La dégradation prévisible du secteur d’activité peut constituer un motif de licenciement économique
Peut constituer un motif économique de nature à justifier le licenciement d'un salarié protégé, la sauvegarde de la compétitivité de l'entreprise, laquelle suppose que soit établie la réalité de la menace pour la compétitivité de l'entreprise, qui, d'une part, s'apprécie, lorsque l'entreprise appartient à un groupe, au niveau du secteur d'activité dont relève l'entreprise en cause au sein du groupe et, d'autre part, peut notamment résulter : 1) tant de la dégradation de la position concurrentielle de l'entreprise au sein du secteur d'activité sur lequel elle intervient 2) que de la dégradation prévisible de ce même secteur d'activité.
En vertu des dispositions du Code du travail, le licenciement des salariés qui bénéficient d'une protection exceptionnelle dans l'intérêt de l'ensemble des travailleurs qu'ils représentent ne peut intervenir que sur autorisation de l'inspecteur du travail. Lorsque le licenciement d'un de ces salariés est envisagé, ce licenciement ne doit pas être en rapport avec les fonctions représentatives normalement exercées ou l'appartenance syndicale de l'intéressé. Dans le cas où la demande de licenciement est fondée sur un motif de caractère économique, il appartient à l'inspecteur du travail et, le cas échéant, au ministre, de rechercher, sous le contrôle du juge de l'excès de pouvoir, si la situation de l'entreprise justifie le licenciement du salarié, en tenant compte notamment de la nécessité des réductions envisagées d'effectifs et de la possibilité d'assurer le reclassement du salarié dans l'entreprise ou au sein du groupe auquel appartient cette dernière. À cet égard, peut constituer un motif économique, conformément aux dispositions du 3° de l'article L. 1233-3 du Code du travail, la sauvegarde de la compétitivité de l'entreprise, laquelle suppose que soit établie la réalité de la menace pour la compétitivité de l'entreprise, qui, d'une part, s'apprécie, lorsque l'entreprise appartient à un groupe, au niveau du secteur d'activité dont relève l'entreprise en cause au sein du groupe et, d'autre part, peut notamment résulter tant de la dégradation prévisible de la position concurrentielle de l'entreprise au sein du secteur d'activité sur lequel elle intervient que de la dégradation prévisible de ce même secteur d'activité.
En se fondant sur l'absence de dégradation prévisible de la position concurrentielle relative de la société sur son secteur d'activité pour juger qu'il n'existait pas de menace pour sa compétitivité, sans prendre en compte, ainsi qu'il était soutenu devant elle, la dégradation prévisible du secteur d'activité de l'édition pédagogique réglementaire sur lequel cette société intervient, la cour administrative d'appel de Nantes a commis une erreur de droit.
Ainsi, la menace pour la compétitivité ne s’apprécie pas uniquement au regard de la situation propre de l’entreprise, mais aussi au regard de la dégradation prévisible du secteur d’activité dans lequel elle intervient.

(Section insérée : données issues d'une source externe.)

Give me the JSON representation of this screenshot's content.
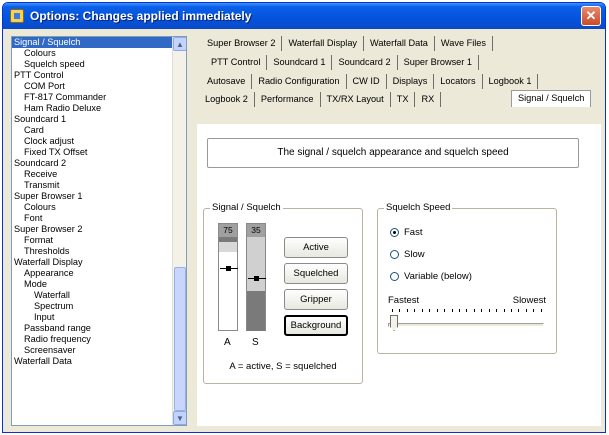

À retenir : La sauvegarde de la compétitivité peut constituer un motif de licenciement économique, y compris pour un salarié protégé, à condition que la réalité d’une menace soit établie.
Cette menace s’apprécie, lorsque l’entreprise appartient à un groupe, au niveau du secteur d’activité dont elle relève et peut résulter non seulement de la dégradation prévisible de sa position concurrentielle, mais aussi de la dégradation prévisible du secteur d’activité lui-même.
En omettant d’examiner ce second aspect, la cour administrative d’appel a commis une erreur de droit.
Remarque : Cette position, rendue à propos d'un salarié protégé, est transposable, selon nous, à un salarié de droit commun.